Oblique intent

Why the name? Well criminal law afficionados will recognise the phrase 'oblique intent' as referring to a problem of mens rea:can a person who intends to do x (such as setting fire to a building to scare the occupants) also be said to have an intention to kill if one of the occupants dies? This is a problem that has consumed an inordinate amount of time in the appeal courts and in the legal journals, and can be taken to represent a certain kind of approach to legal theory. My approach is intended to be more oblique to this mainstream approach, and thus to raise different kinds of questions and issues. Hence the name.

Monday, 29 April 2013

On "Act of Terror"

It is well known that the Terrorism Acts in the UK and elsewhere have dramatically extended criminal law and police powers, with powers to stop and search  being widely used against the certain ethnic communities and disproportionate use of public order powers. One of these powers is the power under s.58A of the Terrorism Act 2000 (added by s.76 of the Counter-Terrorism Act 2008). Under this section it is an offence to elicit or attempt to elicit information about a police constable or to publish or communicate such information. The meaning of the wording of the section is obscure, to say the least, but it has been widely interpreted as permitting the police to stop members of the public filming police officers. Official Metropolitan Police guidelines now point out that:
It would ordinarily be unlawful to use section 58A to arrest people photographing police officers in the course of normal policing activities, including protests because there would not normally be grounds for suspecting that the photographs were being taken to provide assistance to a terrorist. An arrest would only be lawful if an arresting officer had a reasonable suspicion that the photographs were being taken in order to provide practical assistance to a person committing or preparing an act of terrorism.
However, this entertaining short video suggests that these guidelines are not always being followed in practice:

There are a number of reasons for concern about this. First, is that camera phones are increasingly being used to provide evidence of police misconduct and hold the police to account for exceeding their powers. The police should not be capable of hiding behind legislation like this as a means of evading responsibility for their actions. The police are public officers acting in a public capacity and that means that they must visibly adhere to certain standards of conduct. And this is one way of ensuring that they do so.
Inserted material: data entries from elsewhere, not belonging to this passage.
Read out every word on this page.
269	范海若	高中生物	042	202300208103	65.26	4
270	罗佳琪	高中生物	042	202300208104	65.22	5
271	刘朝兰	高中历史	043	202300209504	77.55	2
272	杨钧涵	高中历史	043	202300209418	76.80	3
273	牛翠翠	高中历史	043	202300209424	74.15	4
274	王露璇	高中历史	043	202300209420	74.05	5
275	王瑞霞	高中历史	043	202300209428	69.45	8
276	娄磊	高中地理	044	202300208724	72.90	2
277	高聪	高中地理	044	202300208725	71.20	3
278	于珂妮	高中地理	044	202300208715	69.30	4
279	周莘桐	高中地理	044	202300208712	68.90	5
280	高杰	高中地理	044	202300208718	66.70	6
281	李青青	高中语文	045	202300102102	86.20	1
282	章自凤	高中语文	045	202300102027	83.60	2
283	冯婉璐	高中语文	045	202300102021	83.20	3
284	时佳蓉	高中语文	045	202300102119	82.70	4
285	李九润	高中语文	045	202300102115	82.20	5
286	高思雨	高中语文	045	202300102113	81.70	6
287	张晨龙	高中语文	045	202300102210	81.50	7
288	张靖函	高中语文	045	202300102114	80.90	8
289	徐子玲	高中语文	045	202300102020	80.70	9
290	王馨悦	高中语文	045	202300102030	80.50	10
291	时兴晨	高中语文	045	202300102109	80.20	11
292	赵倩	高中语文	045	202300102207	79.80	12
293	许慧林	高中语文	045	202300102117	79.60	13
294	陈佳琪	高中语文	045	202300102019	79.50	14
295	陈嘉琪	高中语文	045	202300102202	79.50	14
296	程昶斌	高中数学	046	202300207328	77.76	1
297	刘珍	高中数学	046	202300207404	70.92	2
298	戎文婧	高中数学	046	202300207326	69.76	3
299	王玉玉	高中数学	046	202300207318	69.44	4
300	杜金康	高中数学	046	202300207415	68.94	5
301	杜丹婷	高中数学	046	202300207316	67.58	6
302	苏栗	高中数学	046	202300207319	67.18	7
Second, this seems like an extraordinarily poorly drafted section. Presumably (and I am guessing here) the aim of the section is to prevent the passing on or publishing of specific information (name, address etc) about identifiable members of the police or armed forces that might lead to them becoming the object of a terrorist attack. I have in mind something like publishing personal details about police officers engaged in specific counter-terrorism activities or something like that. If this is the case, there must surely be a way of drafting legislation in such a way as to make this clear - and to rule out the possibility of looser interpretations. If the police are to blame for interpreting the section more broadly than this, some responsibility must also lie with Parliament for making it so easy.

Finally, in the words of the Clash - Know Your Rights! It is not an offence to film a police officer, and if they do attempt to stop you doing this, you should know what to do.